Researchers at the Fraunhofer Institute in Bremen have developed a paint which they say improves the efficiency of ships, aircraft and wind turbines by reducing their flow resistance.

They have achieved this by modelling the paint’s structure on the scales of fast-swimnming sharks which evolved in a manner that significantly diminishes drag.

Carribean Reef Sharl (Image by Albert Kok via Wikimedia)
Carribean Reef Sharl (Image by Albert Kok via Wikimedia)

The challenge was to do this in a paint that could withstand the extreme demands of aviation – temperature fluctuations of -55 to +70 °C; intensive UV radiation and high speeds.

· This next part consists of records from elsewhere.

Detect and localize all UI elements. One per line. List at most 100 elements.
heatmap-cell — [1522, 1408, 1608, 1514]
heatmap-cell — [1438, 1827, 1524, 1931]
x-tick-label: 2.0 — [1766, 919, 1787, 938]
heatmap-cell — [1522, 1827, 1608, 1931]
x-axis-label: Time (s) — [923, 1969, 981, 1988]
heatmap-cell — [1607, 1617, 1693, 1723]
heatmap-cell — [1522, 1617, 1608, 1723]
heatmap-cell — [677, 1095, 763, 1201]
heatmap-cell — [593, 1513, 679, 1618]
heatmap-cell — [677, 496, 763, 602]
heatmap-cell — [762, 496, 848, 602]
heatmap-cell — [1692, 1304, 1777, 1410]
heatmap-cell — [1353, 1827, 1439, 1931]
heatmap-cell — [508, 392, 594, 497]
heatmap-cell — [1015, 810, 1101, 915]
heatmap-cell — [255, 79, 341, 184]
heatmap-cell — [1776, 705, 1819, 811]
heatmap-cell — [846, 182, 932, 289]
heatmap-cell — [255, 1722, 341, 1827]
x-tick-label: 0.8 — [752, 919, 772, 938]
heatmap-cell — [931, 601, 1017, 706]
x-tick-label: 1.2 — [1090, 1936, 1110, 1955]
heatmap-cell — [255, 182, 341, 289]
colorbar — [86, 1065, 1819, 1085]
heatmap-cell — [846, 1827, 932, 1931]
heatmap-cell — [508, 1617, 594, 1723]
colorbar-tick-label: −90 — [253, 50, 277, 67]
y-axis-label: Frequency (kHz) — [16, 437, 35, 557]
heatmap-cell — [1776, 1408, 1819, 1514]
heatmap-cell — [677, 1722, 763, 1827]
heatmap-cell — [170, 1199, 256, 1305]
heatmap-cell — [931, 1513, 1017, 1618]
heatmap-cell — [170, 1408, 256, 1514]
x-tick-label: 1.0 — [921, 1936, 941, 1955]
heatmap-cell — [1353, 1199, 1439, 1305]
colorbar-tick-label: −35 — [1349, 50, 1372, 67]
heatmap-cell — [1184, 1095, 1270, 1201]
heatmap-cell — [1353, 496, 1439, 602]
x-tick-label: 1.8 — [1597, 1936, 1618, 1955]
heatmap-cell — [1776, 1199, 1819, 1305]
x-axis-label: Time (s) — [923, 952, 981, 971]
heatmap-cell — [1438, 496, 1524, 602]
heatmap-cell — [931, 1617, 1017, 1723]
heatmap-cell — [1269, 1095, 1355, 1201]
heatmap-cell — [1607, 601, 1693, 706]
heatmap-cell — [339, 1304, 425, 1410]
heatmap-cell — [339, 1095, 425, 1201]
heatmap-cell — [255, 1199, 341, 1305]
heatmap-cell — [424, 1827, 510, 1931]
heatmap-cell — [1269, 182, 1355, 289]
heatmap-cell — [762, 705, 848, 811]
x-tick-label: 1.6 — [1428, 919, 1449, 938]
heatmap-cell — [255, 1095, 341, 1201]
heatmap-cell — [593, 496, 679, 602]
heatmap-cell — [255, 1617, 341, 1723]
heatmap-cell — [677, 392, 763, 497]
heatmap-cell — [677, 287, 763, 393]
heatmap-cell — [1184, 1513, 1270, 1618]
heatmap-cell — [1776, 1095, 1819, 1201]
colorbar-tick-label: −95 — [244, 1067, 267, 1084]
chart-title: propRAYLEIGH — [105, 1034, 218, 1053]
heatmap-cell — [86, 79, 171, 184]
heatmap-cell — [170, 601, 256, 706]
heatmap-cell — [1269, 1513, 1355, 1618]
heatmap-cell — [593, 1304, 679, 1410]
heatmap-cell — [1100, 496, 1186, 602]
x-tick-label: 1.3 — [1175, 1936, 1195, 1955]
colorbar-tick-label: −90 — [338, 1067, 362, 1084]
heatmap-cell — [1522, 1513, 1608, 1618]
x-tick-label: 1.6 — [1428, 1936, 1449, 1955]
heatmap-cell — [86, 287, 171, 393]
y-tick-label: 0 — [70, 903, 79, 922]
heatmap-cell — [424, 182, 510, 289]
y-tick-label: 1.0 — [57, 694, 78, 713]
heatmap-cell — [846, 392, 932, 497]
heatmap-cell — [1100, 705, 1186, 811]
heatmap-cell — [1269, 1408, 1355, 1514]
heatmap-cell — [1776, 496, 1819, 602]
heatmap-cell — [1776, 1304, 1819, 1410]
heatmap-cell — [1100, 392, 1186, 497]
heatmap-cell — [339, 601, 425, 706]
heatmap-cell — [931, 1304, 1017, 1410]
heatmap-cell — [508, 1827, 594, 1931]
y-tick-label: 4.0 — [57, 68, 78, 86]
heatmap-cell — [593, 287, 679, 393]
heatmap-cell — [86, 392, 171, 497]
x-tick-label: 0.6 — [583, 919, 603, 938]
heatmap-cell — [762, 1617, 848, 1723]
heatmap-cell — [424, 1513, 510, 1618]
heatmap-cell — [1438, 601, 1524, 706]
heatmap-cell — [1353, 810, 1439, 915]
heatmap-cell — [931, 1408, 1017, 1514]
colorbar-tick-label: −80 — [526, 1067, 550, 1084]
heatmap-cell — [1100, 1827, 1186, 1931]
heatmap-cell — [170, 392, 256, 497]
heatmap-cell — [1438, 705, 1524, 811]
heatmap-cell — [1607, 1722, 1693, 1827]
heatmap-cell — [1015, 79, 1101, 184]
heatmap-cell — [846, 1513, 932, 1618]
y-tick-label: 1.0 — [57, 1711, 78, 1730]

Yvonne Wilke, Dr. Volkmar Stenzel and Manfred Peschka have not only developed such a paint but also the technology needed to manufacture and apply it.

The paint incorporates nanoparticles which ensure that it withstands UV radiation, temperature change and mechanical loads, on an enduring basis. The paint is applied throgh a stencil which gives it its sharkskin structure.

The scientists calculated that if applied to every plane in the world, the paint could save 4.48 million tonnes of fuel a year. If applied to a single large container ship, ot would save 2,000 tonnes of fuel a year and, if applied to wind turbine blades, it would also improve the efficiency of wind farms.